Германн задумчиво покачал головой:
— Нет, раскаяния я не чувствовал. Однако я не мог совершенно заглушить голос совести, твердивший мне: ты убийца старухи!
— Ах, сударь! Сколько бы вы ни старались притворяться равнодушным, я вижу: вас мучила и продолжает мучить совесть! — воскликнул Уотсон.
— Две неподвижные идеи не могут вместе существовать в нравственной природе, — возразил Германн. — Точно так же, как два тела не могут в физическом мире занимать одно место.
— Что вы этим хотите сказать? — растерялся Уотсон.
— Тройка, семерка и туз полностью заслонили в моем воображении образ мертвой старухи, — пояснил свою мысль Германн.

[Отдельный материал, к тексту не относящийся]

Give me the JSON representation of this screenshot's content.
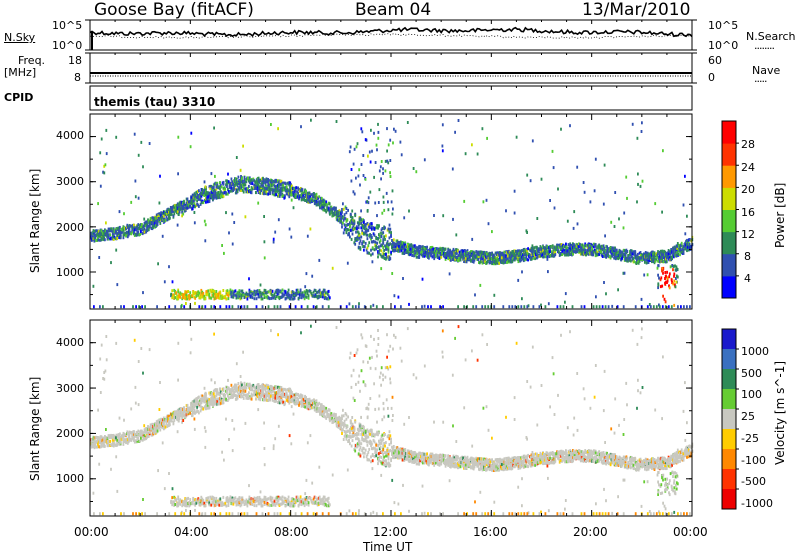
{
  "header": {
    "station": "Goose Bay (fitACF)",
    "beam": "Beam 04",
    "date": "13/Mar/2010"
  },
  "top_panels": {
    "nsky_label": "N.Sky",
    "nsky_ticks": [
      "10^5",
      "10^0"
    ],
    "nsearch_label": "N.Search",
    "nsearch_ticks": [
      "10^5",
      "10^0"
    ],
    "freq_label": "Freq.",
    "freq_unit": "[MHz]",
    "freq_ticks": [
      "18",
      "8"
    ],
    "nave_label": "Nave",
    "nave_ticks": [
      "60",
      "0"
    ],
    "cpid_label": "CPID",
    "cpid_value": "themis (tau) 3310"
  },
  "x_axis": {
    "ticks": [
      "00:00",
      "04:00",
      "08:00",
      "12:00",
      "16:00",
      "20:00",
      "00:00"
    ],
    "label": "Time UT"
  },
  "power_panel": {
    "ylabel": "Slant Range [km]",
    "yticks": [
      "4000",
      "3000",
      "2000",
      "1000"
    ],
    "colorbar_label": "Power [dB]",
    "colorbar_ticks": [
      "28",
      "24",
      "20",
      "16",
      "12",
      "8",
      "4"
    ],
    "colors": [
      "#0000ff",
      "#3050b0",
      "#2e8b57",
      "#55cc33",
      "#ccdd00",
      "#ff9900",
      "#ff3300",
      "#ff0000"
    ]
  },
  "velocity_panel": {
    "ylabel": "Slant Range [km]",
    "yticks": [
      "4000",
      "3000",
      "2000",
      "1000"
    ],
    "colorbar_label": "Velocity [m s^-1]",
    "colorbar_ticks": [
      "1000",
      "500",
      "100",
      "25",
      "-25",
      "-100",
      "-500",
      "-1000"
    ],
    "colors": [
      "#1a1acc",
      "#3a70c0",
      "#2e8b57",
      "#66cc33",
      "#c8c8c0",
      "#ffcc00",
      "#ff8800",
      "#ff3300",
      "#ee0000"
    ]
  },
  "chart_data": {
    "type": "heatmap",
    "title": "Goose Bay (fitACF)   Beam 04   13/Mar/2010",
    "xlabel": "Time UT",
    "ylabel": "Slant Range [km]",
    "xlim": [
      0,
      24
    ],
    "ylim": [
      180,
      4500
    ],
    "x_tick_hours": [
      0,
      4,
      8,
      12,
      16,
      20,
      24
    ],
    "y_ticks_km": [
      1000,
      2000,
      3000,
      4000
    ],
    "power_colorbar_range_db": [
      0,
      32
    ],
    "velocity_colorbar_levels": [
      -1000,
      -500,
      -100,
      -25,
      25,
      100,
      500,
      1000
    ],
    "main_echo_band": {
      "time_hours": [
        0,
        1,
        2,
        3,
        4,
        5,
        6,
        7,
        8,
        9,
        10,
        10.5,
        11,
        12,
        13,
        14,
        15,
        16,
        17,
        18,
        19,
        20,
        21,
        22,
        23,
        24
      ],
      "slant_range_km": [
        1800,
        1850,
        1950,
        2250,
        2550,
        2800,
        2950,
        2900,
        2800,
        2600,
        2200,
        1950,
        1750,
        1600,
        1450,
        1400,
        1350,
        1300,
        1350,
        1450,
        1500,
        1500,
        1400,
        1300,
        1350,
        1650
      ]
    },
    "near_range_echoes": {
      "time_hours_range": [
        3.2,
        9.5
      ],
      "slant_range_km": [
        400,
        600
      ]
    }
  }
}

Уставившись на Холмса и Уотсона невидящим взглядом, он заговорил со страстью, неожиданной для человека, который только что казался погруженным в глубокую апатию:
— Тройка, семерка и туз не выходят из моего воображения. Названия сии шевелятся у меня на губах. Увидев молодую девушку, я восклицаю: «Как она стройна! Настоящая тройка червонная!» У меня спрашивают: который час? Я отвечаю: без пяти минут семерка. Всякий пузатый мужчина напоминает мне туза. Тройка, семерка, туз преследуют меня во сне, принимая всевозможные виды. Тройка цветет предо мною в образе пышного грандифлора, семерка представляется готическими воротами, туз огромным пауком.
— Все это происходит с вами сейчас, — холодно прервал излияния Германна Холмс. — А мы интересуемся тем, что было тогда, до того, как старуха явилась к вам с того света и открыла тайну трех карт. Если я вас правильно понял, тогда совесть вас все-таки мучила? Вы не станете этого отрицать?